A huge component of keeping your business organized is your digital files. I’ve included below some tips on getting your files under control. A fresh year is a great time to start getting your digital files under control.
First of all, there is no “perfect” organization system for your files. You have to decide what works for your brain and your tasks.
Also, different files may take different approaches. For instance, some files make more sense to be organized by date where others it makes more sense to be organized by use/topic.
Step #1: decide where the main files live.
- Is it on your desktop?
- Is it in your documents files?
- Is it in a cloud program?
Tip: Choose one primary program for most of your documents (this is not all your files) but if for example if you write your blog posts in google documents, try to keep your notes, and other word type documents in google documents. If you spread your work some in Evernote, some in Dropbox, some in word docs, it can get harder to organize and manage.
My graphics and pictures live on my computer, but all my word documents live in Google drives.
Step #2: establish your main file categories.
This might be a file folder for your business, one for personal files, one for family, etc. What are the big categories that are stored on your computer? What are the main categories for your cloud program if you are utilizing one.
Step #3: create sub-folders, sub-folders, and sub-folders.
Within your business folder, what other categories will you break your files into? This is what works for you. But keep in mind the less a folder is a catch-all, the more effective it will be to find stuff. Each sub-folder can then be broken down into further sub-folders. Some sub-folders make the most sense based on topic, but for some, it may make sense to base it on dates.
Tip: While it might “fit” into a subfolder, also consider how often you need to access that file. If it is a file, you use weekly you may not want to hide it 6 file folders in. You may consider making a folder of favorites or weekly files.
You can also create a shortcut (on Mac an alias) for that folder so it lives in its rightful spot but is easily accessible on your desktop.
For example, I keep a file folder labeled Blog Post Graphic Templates, which include the Illustrator file template for my blog post graphic, FB post graphic, and IG post graphic which I use each time I create a blog post.
I have a separate file folder labeled Blog Post Graphics with subfolders that are broken down Blog Posts (YEAR), and then into quarters.
Step #4: Naming of files.
All files should be named as descriptively as possible, so avoid anything like document 1. Come up with a set naming system so that finding files will be easier.
For example, for the blog posts, I create three graphics sizes for each. My filing convention is: MONTH #-BLOG POST NAME-GRAPHIC. For example, 10-8 Trello Chrome Extensions-IG for my square graphic, 10-8 Trello Chrome Extensions-FB for my horizontal graphic, and 10-8 Trello Chrome Extensions for my vertical graphic.
Here are some other tips on organizing your files:
When naming folders consider how you want them to show up if nested in other folders, often your folders will show up in alphabetical order (of course you can change that), but it may make it easier for you to use special characters for files you want to show up first.
I love color coding; I’m a big fan, it helps my eye to pick out frequency used folders when color coded.
Make it part of your weekly, monthly, or quarterly routine to clean up your files.
My secret weapon to not searching for files?
Trello!
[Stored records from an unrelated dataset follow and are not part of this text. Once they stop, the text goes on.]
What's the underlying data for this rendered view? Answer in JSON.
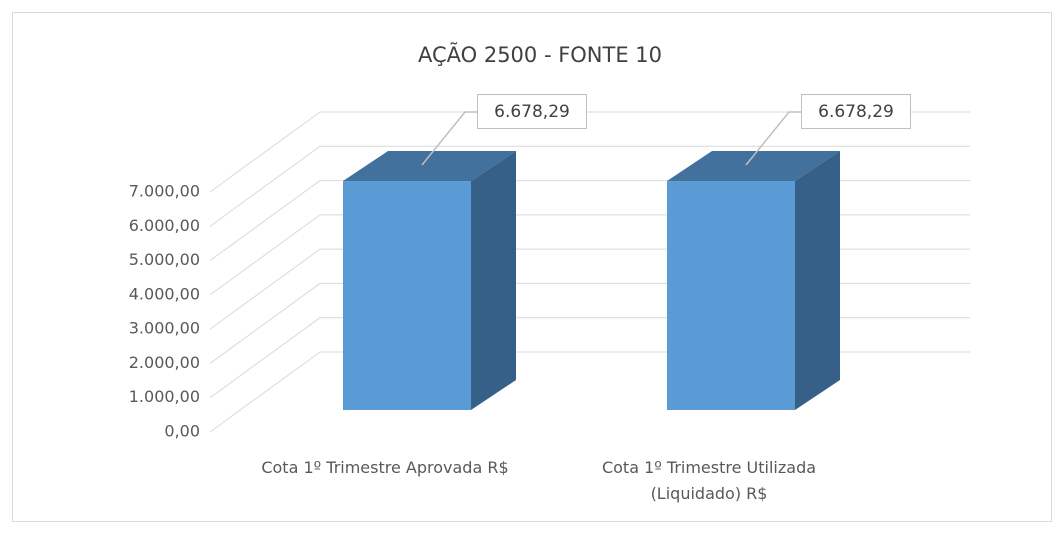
{
  "chart_data": {
    "type": "bar3d",
    "title": "AÇÃO 2500 - FONTE 10",
    "categories": [
      "Cota 1º Trimestre Aprovada R$",
      "Cota 1º Trimestre Utilizada (Liquidado) R$"
    ],
    "values": [
      6678.29,
      6678.29
    ],
    "value_labels": [
      "6.678,29",
      "6.678,29"
    ],
    "color": "#5b9bd5",
    "ylim": [
      0,
      7000
    ],
    "yticks": [
      {
        "value": 0,
        "label": "0,00"
      },
      {
        "value": 1000,
        "label": "1.000,00"
      },
      {
        "value": 2000,
        "label": "2.000,00"
      },
      {
        "value": 3000,
        "label": "3.000,00"
      },
      {
        "value": 4000,
        "label": "4.000,00"
      },
      {
        "value": 5000,
        "label": "5.000,00"
      },
      {
        "value": 6000,
        "label": "6.000,00"
      },
      {
        "value": 7000,
        "label": "7.000,00"
      }
    ],
    "grid": true
  }
}
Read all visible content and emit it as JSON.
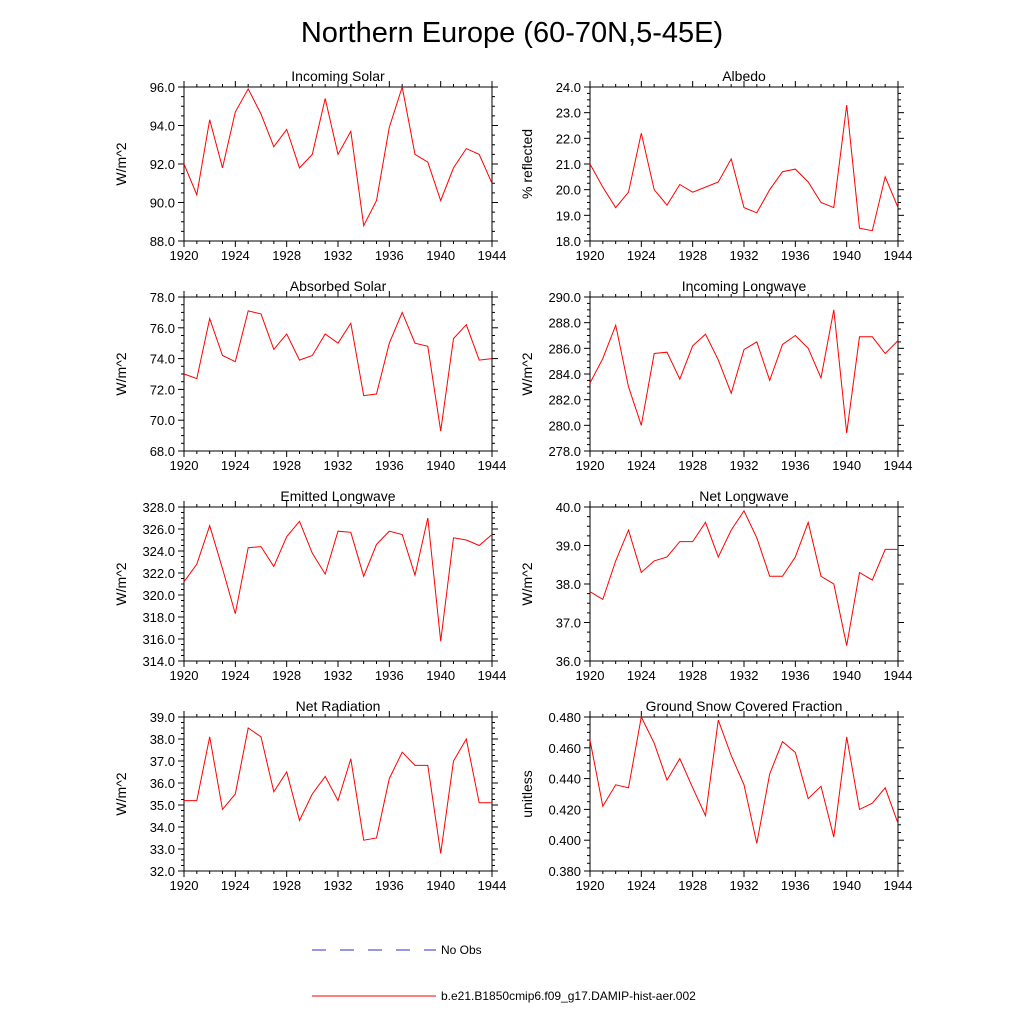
{
  "title": "Northern Europe (60-70N,5-45E)",
  "legend": [
    {
      "label": "No Obs",
      "color": "#3030c0",
      "dash": true
    },
    {
      "label": "b.e21.B1850cmip6.f09_g17.DAMIP-hist-aer.002",
      "color": "#ff0000",
      "dash": false
    }
  ],
  "colors": {
    "series": "#ff0000",
    "axis": "#000000"
  },
  "chart_data": [
    {
      "type": "line",
      "title": "Incoming Solar",
      "ylabel": "W/m^2",
      "xlim": [
        1920,
        1944
      ],
      "xticks": [
        1920,
        1924,
        1928,
        1932,
        1936,
        1940,
        1944
      ],
      "ylim": [
        88.0,
        96.0
      ],
      "yticks": [
        "88.0",
        "90.0",
        "92.0",
        "94.0",
        "96.0"
      ],
      "x": [
        1920,
        1921,
        1922,
        1923,
        1924,
        1925,
        1926,
        1927,
        1928,
        1929,
        1930,
        1931,
        1932,
        1933,
        1934,
        1935,
        1936,
        1937,
        1938,
        1939,
        1940,
        1941,
        1942,
        1943,
        1944
      ],
      "y": [
        92.0,
        90.4,
        94.3,
        91.8,
        94.7,
        95.9,
        94.6,
        92.9,
        93.8,
        91.8,
        92.5,
        95.4,
        92.5,
        93.7,
        88.8,
        90.1,
        93.9,
        96.0,
        92.5,
        92.1,
        90.1,
        91.8,
        92.8,
        92.5,
        91.0
      ]
    },
    {
      "type": "line",
      "title": "Albedo",
      "ylabel": "% reflected",
      "xlim": [
        1920,
        1944
      ],
      "xticks": [
        1920,
        1924,
        1928,
        1932,
        1936,
        1940,
        1944
      ],
      "ylim": [
        18.0,
        24.0
      ],
      "yticks": [
        "18.0",
        "19.0",
        "20.0",
        "21.0",
        "22.0",
        "23.0",
        "24.0"
      ],
      "x": [
        1920,
        1921,
        1922,
        1923,
        1924,
        1925,
        1926,
        1927,
        1928,
        1929,
        1930,
        1931,
        1932,
        1933,
        1934,
        1935,
        1936,
        1937,
        1938,
        1939,
        1940,
        1941,
        1942,
        1943,
        1944
      ],
      "y": [
        21.0,
        20.1,
        19.3,
        19.9,
        22.2,
        20.0,
        19.4,
        20.2,
        19.9,
        20.1,
        20.3,
        21.2,
        19.3,
        19.1,
        20.0,
        20.7,
        20.8,
        20.3,
        19.5,
        19.3,
        23.3,
        18.5,
        18.4,
        20.5,
        19.3
      ]
    },
    {
      "type": "line",
      "title": "Absorbed Solar",
      "ylabel": "W/m^2",
      "xlim": [
        1920,
        1944
      ],
      "xticks": [
        1920,
        1924,
        1928,
        1932,
        1936,
        1940,
        1944
      ],
      "ylim": [
        68.0,
        78.0
      ],
      "yticks": [
        "68.0",
        "70.0",
        "72.0",
        "74.0",
        "76.0",
        "78.0"
      ],
      "x": [
        1920,
        1921,
        1922,
        1923,
        1924,
        1925,
        1926,
        1927,
        1928,
        1929,
        1930,
        1931,
        1932,
        1933,
        1934,
        1935,
        1936,
        1937,
        1938,
        1939,
        1940,
        1941,
        1942,
        1943,
        1944
      ],
      "y": [
        73.0,
        72.7,
        76.6,
        74.2,
        73.8,
        77.1,
        76.9,
        74.6,
        75.6,
        73.9,
        74.2,
        75.6,
        75.0,
        76.3,
        71.6,
        71.7,
        75.0,
        77.0,
        75.0,
        74.8,
        69.3,
        75.3,
        76.2,
        73.9,
        74.0
      ]
    },
    {
      "type": "line",
      "title": "Incoming Longwave",
      "ylabel": "W/m^2",
      "xlim": [
        1920,
        1944
      ],
      "xticks": [
        1920,
        1924,
        1928,
        1932,
        1936,
        1940,
        1944
      ],
      "ylim": [
        278.0,
        290.0
      ],
      "yticks": [
        "278.0",
        "280.0",
        "282.0",
        "284.0",
        "286.0",
        "288.0",
        "290.0"
      ],
      "x": [
        1920,
        1921,
        1922,
        1923,
        1924,
        1925,
        1926,
        1927,
        1928,
        1929,
        1930,
        1931,
        1932,
        1933,
        1934,
        1935,
        1936,
        1937,
        1938,
        1939,
        1940,
        1941,
        1942,
        1943,
        1944
      ],
      "y": [
        283.3,
        285.2,
        287.8,
        283.0,
        280.0,
        285.6,
        285.7,
        283.6,
        286.2,
        287.1,
        285.1,
        282.5,
        285.9,
        286.5,
        283.5,
        286.3,
        287.0,
        286.0,
        283.7,
        289.0,
        279.4,
        286.9,
        286.9,
        285.6,
        286.6
      ]
    },
    {
      "type": "line",
      "title": "Emitted Longwave",
      "ylabel": "W/m^2",
      "xlim": [
        1920,
        1944
      ],
      "xticks": [
        1920,
        1924,
        1928,
        1932,
        1936,
        1940,
        1944
      ],
      "ylim": [
        314.0,
        328.0
      ],
      "yticks": [
        "314.0",
        "316.0",
        "318.0",
        "320.0",
        "322.0",
        "324.0",
        "326.0",
        "328.0"
      ],
      "x": [
        1920,
        1921,
        1922,
        1923,
        1924,
        1925,
        1926,
        1927,
        1928,
        1929,
        1930,
        1931,
        1932,
        1933,
        1934,
        1935,
        1936,
        1937,
        1938,
        1939,
        1940,
        1941,
        1942,
        1943,
        1944
      ],
      "y": [
        321.2,
        322.8,
        326.3,
        322.4,
        318.3,
        324.3,
        324.4,
        322.6,
        325.3,
        326.7,
        323.8,
        321.9,
        325.8,
        325.7,
        321.7,
        324.6,
        325.8,
        325.5,
        321.8,
        327.0,
        315.8,
        325.2,
        325.0,
        324.5,
        325.5
      ]
    },
    {
      "type": "line",
      "title": "Net Longwave",
      "ylabel": "W/m^2",
      "xlim": [
        1920,
        1944
      ],
      "xticks": [
        1920,
        1924,
        1928,
        1932,
        1936,
        1940,
        1944
      ],
      "ylim": [
        36.0,
        40.0
      ],
      "yticks": [
        "36.0",
        "37.0",
        "38.0",
        "39.0",
        "40.0"
      ],
      "x": [
        1920,
        1921,
        1922,
        1923,
        1924,
        1925,
        1926,
        1927,
        1928,
        1929,
        1930,
        1931,
        1932,
        1933,
        1934,
        1935,
        1936,
        1937,
        1938,
        1939,
        1940,
        1941,
        1942,
        1943,
        1944
      ],
      "y": [
        37.8,
        37.6,
        38.6,
        39.4,
        38.3,
        38.6,
        38.7,
        39.1,
        39.1,
        39.6,
        38.7,
        39.4,
        39.9,
        39.2,
        38.2,
        38.2,
        38.7,
        39.6,
        38.2,
        38.0,
        36.4,
        38.3,
        38.1,
        38.9,
        38.9
      ]
    },
    {
      "type": "line",
      "title": "Net Radiation",
      "ylabel": "W/m^2",
      "xlim": [
        1920,
        1944
      ],
      "xticks": [
        1920,
        1924,
        1928,
        1932,
        1936,
        1940,
        1944
      ],
      "ylim": [
        32.0,
        39.0
      ],
      "yticks": [
        "32.0",
        "33.0",
        "34.0",
        "35.0",
        "36.0",
        "37.0",
        "38.0",
        "39.0"
      ],
      "x": [
        1920,
        1921,
        1922,
        1923,
        1924,
        1925,
        1926,
        1927,
        1928,
        1929,
        1930,
        1931,
        1932,
        1933,
        1934,
        1935,
        1936,
        1937,
        1938,
        1939,
        1940,
        1941,
        1942,
        1943,
        1944
      ],
      "y": [
        35.2,
        35.2,
        38.1,
        34.8,
        35.5,
        38.5,
        38.1,
        35.6,
        36.5,
        34.3,
        35.5,
        36.3,
        35.2,
        37.1,
        33.4,
        33.5,
        36.2,
        37.4,
        36.8,
        36.8,
        32.8,
        37.0,
        38.0,
        35.1,
        35.1
      ]
    },
    {
      "type": "line",
      "title": "Ground Snow Covered Fraction",
      "ylabel": "unitless",
      "xlim": [
        1920,
        1944
      ],
      "xticks": [
        1920,
        1924,
        1928,
        1932,
        1936,
        1940,
        1944
      ],
      "ylim": [
        0.38,
        0.48
      ],
      "yticks": [
        "0.380",
        "0.400",
        "0.420",
        "0.440",
        "0.460",
        "0.480"
      ],
      "x": [
        1920,
        1921,
        1922,
        1923,
        1924,
        1925,
        1926,
        1927,
        1928,
        1929,
        1930,
        1931,
        1932,
        1933,
        1934,
        1935,
        1936,
        1937,
        1938,
        1939,
        1940,
        1941,
        1942,
        1943,
        1944
      ],
      "y": [
        0.465,
        0.422,
        0.436,
        0.434,
        0.48,
        0.463,
        0.439,
        0.453,
        0.434,
        0.416,
        0.478,
        0.455,
        0.436,
        0.398,
        0.443,
        0.464,
        0.457,
        0.427,
        0.435,
        0.402,
        0.467,
        0.42,
        0.424,
        0.434,
        0.411
      ]
    }
  ]
}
The attachment feature on Trello is my FAVE and keeps all my files (and websites) at a click of a button right where I need them. You can attach a file from many different resources.
Here is a short walkthrough of the attachment feature:
Trello has eliminated so much of my need to search files, with the attachment feature I can just attach the file I need for that task right to the card.
Want to find out how Trello can keep your business more organized? Sign-up for Trello 101 to get learn the basics of Trello!
Don’t worry about trying to organize all the THINGS at once. As you use files or create files, then organize them moving forward.
You can also set aside 10-15 minutes a day to try to go through your old files. BUT it’s super important just to get started, and move forward more organized than spending all your time trying to organize old files you might not need.